Se ha levantado el telón. Empieza la función. A pesar de los años, conserva su figura. Su modo de presentarse al público, también. Abierto a todos, y ofreciendo un obra, gastronómica, en este caso, ha abierto sus puertas el espacio que albergó al madrileño cine Carlos III en la calle Goya. Ahora lo hace con el nombre de Platea, como no podía ser de otra manera, y haciendo del espectador un partícipe activo de su espíritu más íntimo: “fomentar los alimentos de España, en definitiva, nuestra gastronomía”, como detalla Keka Beorlegui, directora general de Platea Madrid. Un mega centro de ocio enfocado a la restauración, coctelería, ‘show cooking’, cursos de cocina, catas, maridajes, a la degustación de creaciones dulces, a disfrutar de la hora de aperitivo con vermú, pudiendo también adquirir utensilios de cocina o productos ‘delicatessen’… Todo ello ambientado con música en directo, danza aérea, micro teatro, artes escénicas, cabaret, o retransmisiones en pantalla gigante, por ejemplo.
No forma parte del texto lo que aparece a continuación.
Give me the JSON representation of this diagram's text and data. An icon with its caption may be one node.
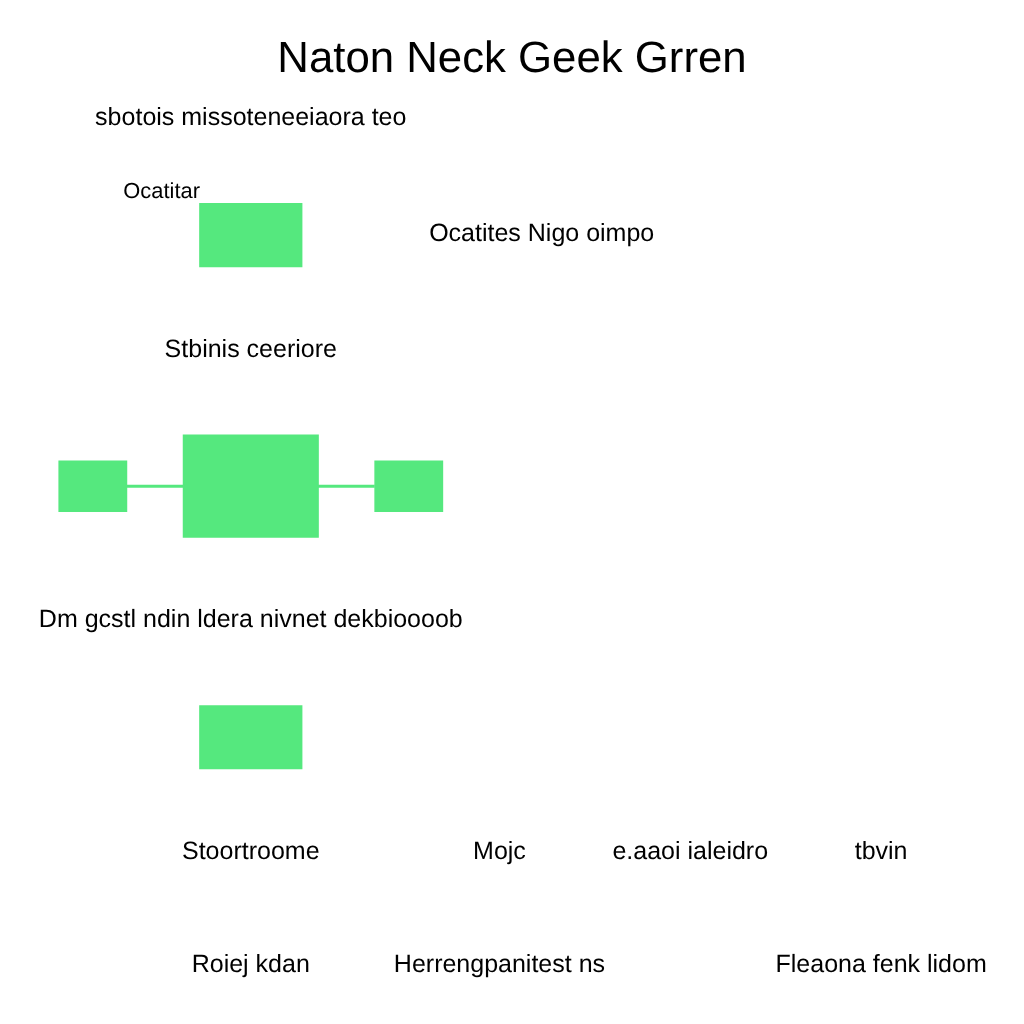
{
  "diagram": {
    "title": "Naton Neck Geek Grren",
    "nodes": [
      {
        "text": [],
        "shape": "box",
        "beside": [
          "Ocatitar"
        ]
      },
      {
        "text": [],
        "shape": "box"
      },
      {
        "text": [],
        "shape": "box"
      },
      {
        "text": [],
        "shape": "box"
      },
      {
        "text": [],
        "shape": "box"
      }
    ],
    "edges": [
      {
        "from": 1,
        "to": 2,
        "arrow": "none"
      },
      {
        "from": 2,
        "to": 3,
        "arrow": "none"
      }
    ],
    "labels": [
      "sbotois missoteneeiaora teo",
      "Ocatites Nigo oimpo",
      "Stbinis ceeriore",
      "Dm gcstl ndin ldera nivnet dekbioooob",
      "Stoortroome",
      "Mojc",
      "e.aaoi ialeidro",
      "tbvin",
      "Roiej kdan",
      "Herrengpanitest ns",
      "Fleaona fenk lidom"
    ]
  }
}
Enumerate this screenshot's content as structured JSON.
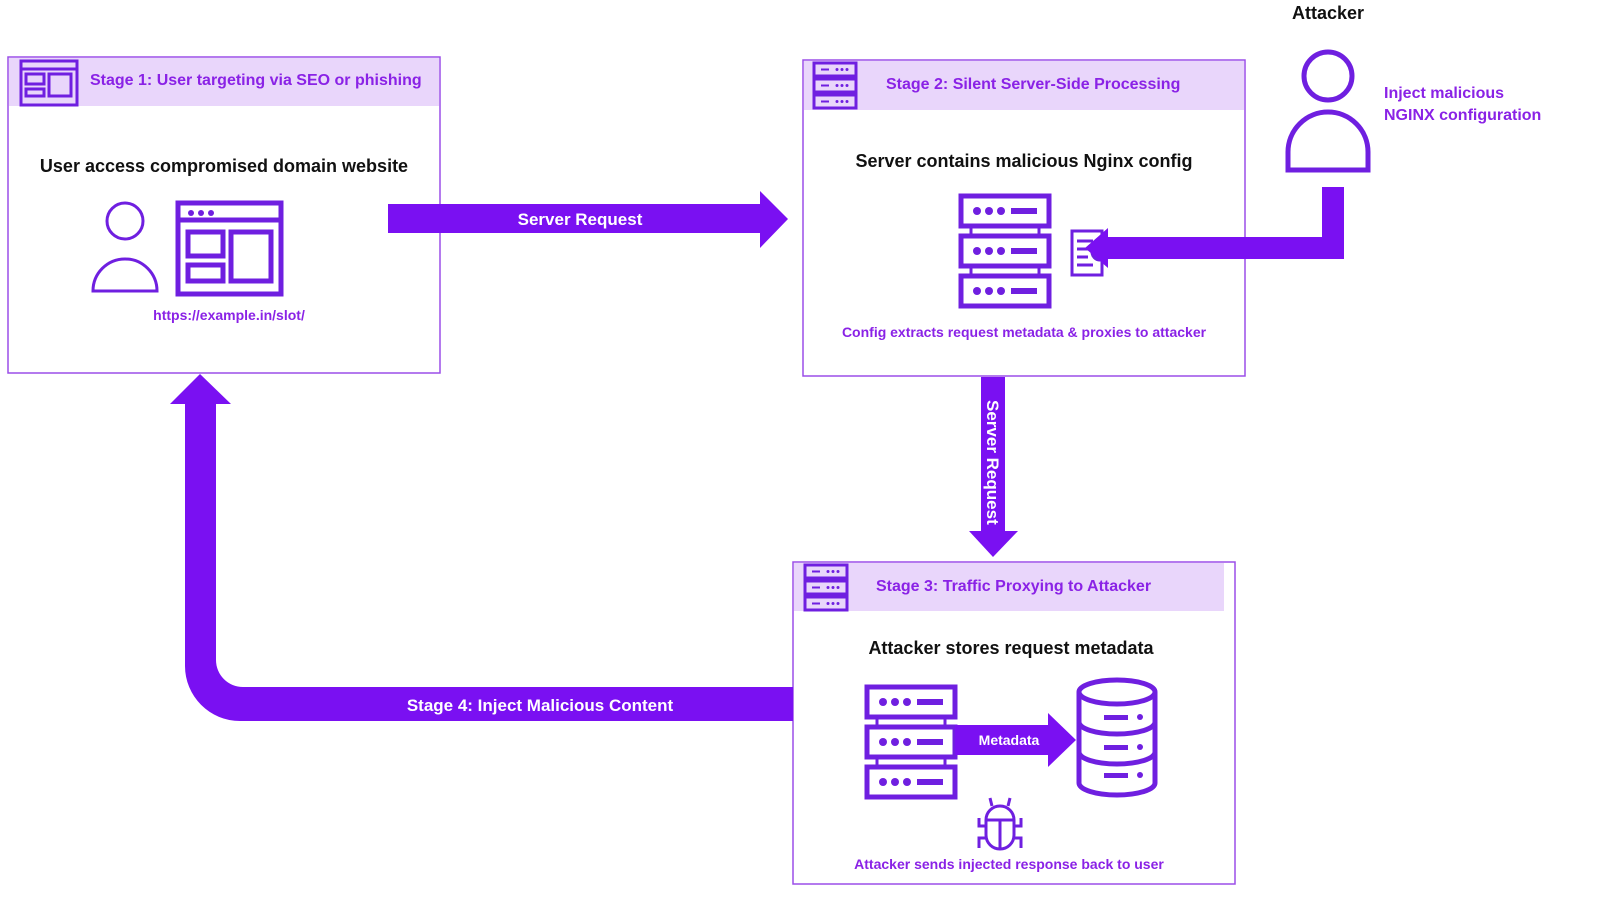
{
  "colors": {
    "accent": "#7a10f2",
    "header_bg": "#e9d6fb",
    "icon": "#6f1fe0",
    "text_accent": "#8a22e6"
  },
  "stage1": {
    "header": "Stage 1: User targeting via SEO or phishing",
    "title": "User access compromised domain website",
    "url": "https://example.in/slot/",
    "icons": [
      "browser-window-icon",
      "user-icon"
    ]
  },
  "stage2": {
    "header": "Stage 2: Silent Server-Side Processing",
    "title": "Server contains malicious Nginx config",
    "caption": "Config extracts request metadata & proxies to attacker",
    "icons": [
      "server-rack-icon",
      "config-document-check-icon"
    ]
  },
  "stage3": {
    "header": "Stage 3: Traffic Proxying to Attacker",
    "title": "Attacker stores request metadata",
    "metadata_label": "Metadata",
    "caption": "Attacker sends injected response back to user",
    "icons": [
      "server-rack-icon",
      "database-icon",
      "bug-icon"
    ]
  },
  "attacker": {
    "label": "Attacker",
    "note_line1": "Inject malicious",
    "note_line2": "NGINX configuration"
  },
  "arrows": {
    "server_request_1": "Server Request",
    "server_request_2": "Server Request",
    "stage4": "Stage 4: Inject Malicious Content"
  }
}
¿Asombrados? Seguramente. Así es. Increíble, pero cierto. Ordenemos todo ello.
La zona más madrugadora es la dulce, que se despierta con Mamá Framboise colgando el cartel de abierto todos los días a “las 9.00 horas de la mañana durante doce horas ininterrumpidamente, excepto los domingos que lo hace a las 10.00 horas. Arrancando también el día con la apertura de la tienda Gold Gourmet, donde comprar exquisiteces”, detalla Beorlegui. Por tanto, los desayunos están servidos en Platea Dulce, como así la han bautizado, de la mano del chef pastelero Alejandro Montes, que ofrece un mundo de sensaciones golosas, a través de sabores sencillos, ingredientes de primera calidad y elaboraciones artesanas; recreado en una atmósfera en tonos chocolate con leche trazados por Dorin & Copell, artífice de la decoración de este espacio dulce.